For a moment, he couldn't breathe.

The text continued, line by line, as if the system was feeding information at a pace meant for humans.

[To travel to another world, you must accumulate that world's energy]

[Energy accumulates naturally over time]

[Upon entering a new world, you will receive three skill options from a previous life and may choose one as your starting advantage]

[Upon leaving a world, that world's time will be paused until your return]

Nexus got stuck on the last line.

Time paused.

He didn't think about what it meant philosophically.

He thought about what it meant in practice.

No time wasted.

No consequences for leaving.

No lost progress.

His hands clenched without him realizing.

He read it again. Slower.

One life.

Integrated power.

Then another life.

Carry one ability.

Repeat.

Stack.

Climb.

A path upward.

A way out of nothing.

Nexus swallowed.

His voice came out quieter.

"Is this real?"

[Confirmed]

His eyes narrowed.

"Can you hear me?"

[Host input detected. The system responds to the host's commands and questions]

Nexus let out a short, disbelieving laugh—more air escaping than humor.

"Alright. Fine. Show me where the catch is."

[No falsehood detected. System parameters are fixed.]

"That's not an answer."

A pause.

Then:

[Warning: The host currently has zero awakened abilities and zero mana absorption capacity]

[The system is the host's only path to growth]

[Recommendation: Initiate the first world immediately]

Nexus looked at the warning, then at the word recommendation.
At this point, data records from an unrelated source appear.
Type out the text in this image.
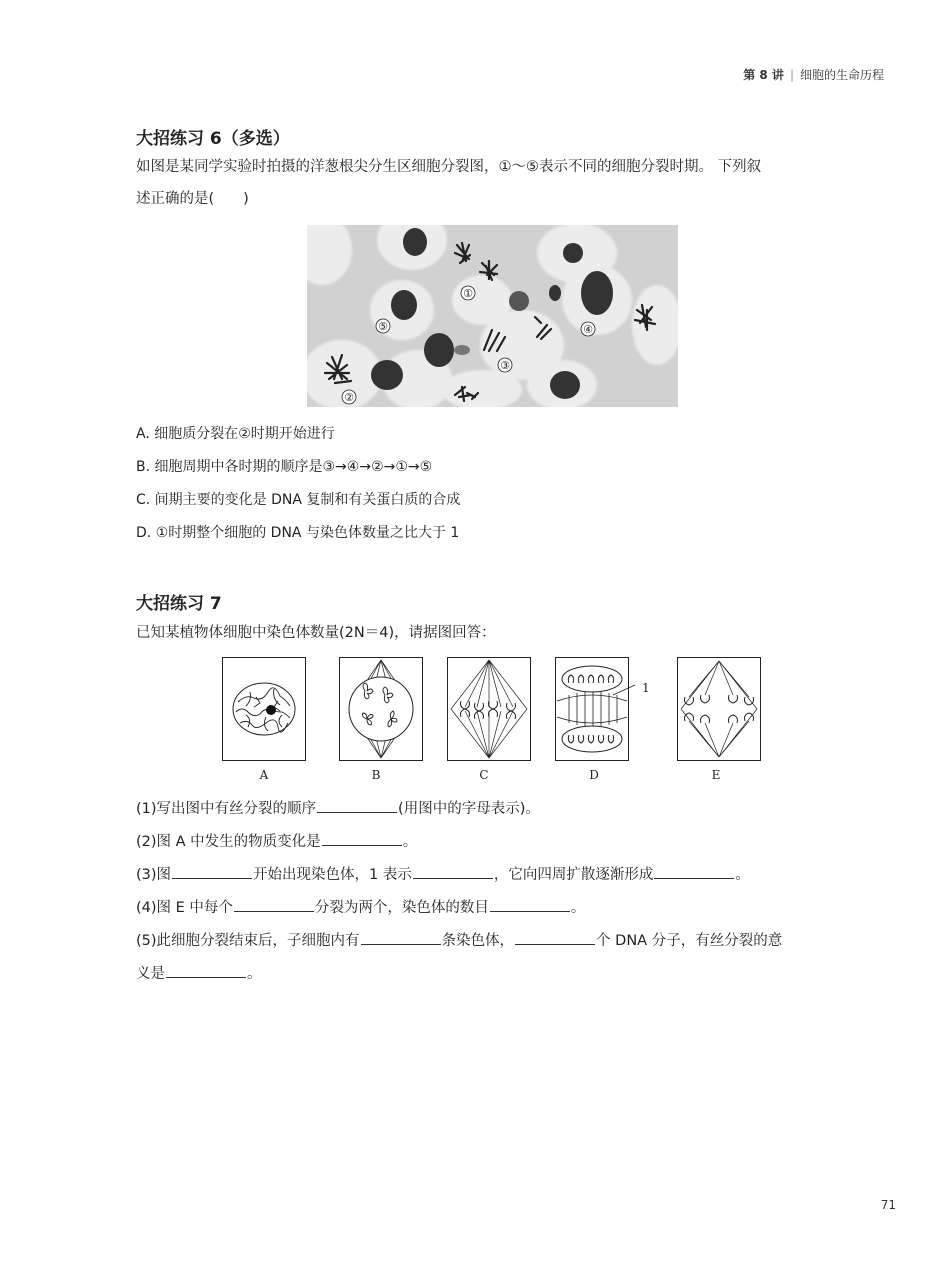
第 8 讲 | 细胞的生命历程
大招练习 6（多选）
如图是某同学实验时拍摄的洋葱根尖分生区细胞分裂图，①～⑤表示不同的细胞分裂时期。 下列叙
述正确的是(　　)
①
②
③
④
⑤
A. 细胞质分裂在②时期开始进行
B. 细胞周期中各时期的顺序是③→④→②→①→⑤
C. 间期主要的变化是 DNA 复制和有关蛋白质的合成
D. ①时期整个细胞的 DNA 与染色体数量之比大于 1
大招练习 7
已知某植物体细胞中染色体数量(2N＝4)，请据图回答：
1
A	B	C	D	E
(1)写出图中有丝分裂的顺序	(用图中的字母表示)。
(2)图 A 中发生的物质变化是	。
(3)图	开始出现染色体，1 表示	，它向四周扩散逐渐形成	。
(4)图 E 中每个	分裂为两个，染色体的数目	。
(5)此细胞分裂结束后，子细胞内有	条染色体，	个 DNA 分子，有丝分裂的意
义是	。
71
"So you're not forcing me," he said.

[Correct]

[The system's sole mission is to assist]

[The host is free to make any decision they desire]
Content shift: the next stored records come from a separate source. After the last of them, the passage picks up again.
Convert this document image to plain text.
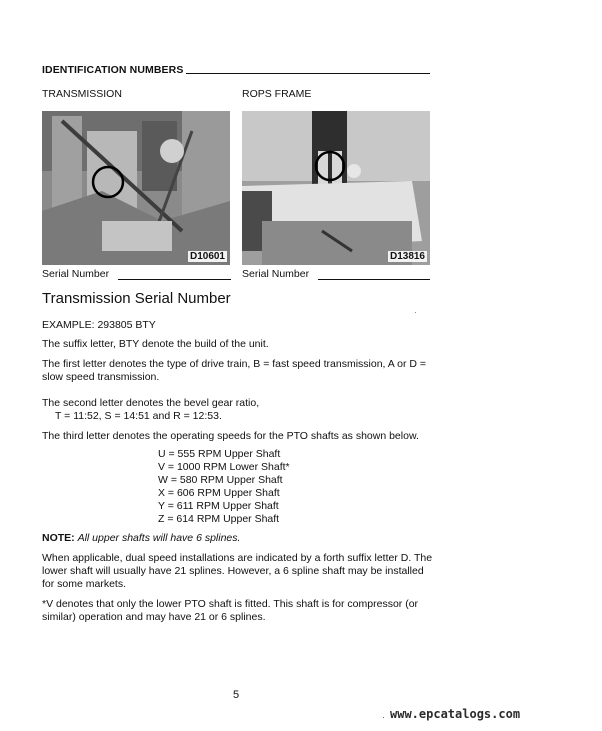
IDENTIFICATION NUMBERS
TRANSMISSION	ROPS FRAME
D10601	D13816
Serial Number	Serial Number
Transmission Serial Number
EXAMPLE: 293805 BTY
The suffix letter, BTY denote the build of the unit.
The first letter denotes the type of drive train, B = fast speed transmission, A or D = slow speed transmission.
The second letter denotes the bevel gear ratio,
T = 11:52, S = 14:51 and R = 12:53.
The third letter denotes the operating speeds for the PTO shafts as shown below.
U = 555 RPM Upper Shaft
V = 1000 RPM Lower Shaft*
W = 580 RPM Upper Shaft
X = 606 RPM Upper Shaft
Y = 611 RPM Upper Shaft
Z = 614 RPM Upper Shaft
NOTE: All upper shafts will have 6 splines.
When applicable, dual speed installations are indicated by a forth suffix letter D. The lower shaft will usually have 21 splines. However, a 6 spline shaft may be installed for some markets.
*V denotes that only the lower PTO shaft is fitted. This shaft is for compressor (or similar) operation and may have 21 or 6 splines.
5
www.epcatalogs.com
Nexus inhaled and stared at the interface again, searching for any detail he'd missed.

The list of functions sat there like a promise and a threat.

His jaw tightened.

Fine.

He could work with this.

He looked at "Assume Life" again, like a door left ajar in a prison wall.

His heart pounded so hard his chest felt tight.

He wasn't thinking about a revenge speech.

He wasn't imagining crushing the ones who despised him with power.

He wasn't building some grand monologue about identity.

He was only thinking about the simple, brutal fact:

In this world, the weak got trampled.

And he was weaker than weak.

If this system was real…

Then it was the first real chance he'd ever been given.

Nexus lifted his hand again, his finger hovering over the option.

Then he stopped.

Not out of fear.

But out of anticipation.

This was where the change in his life began.

And he wasn't going to waste that opportunity.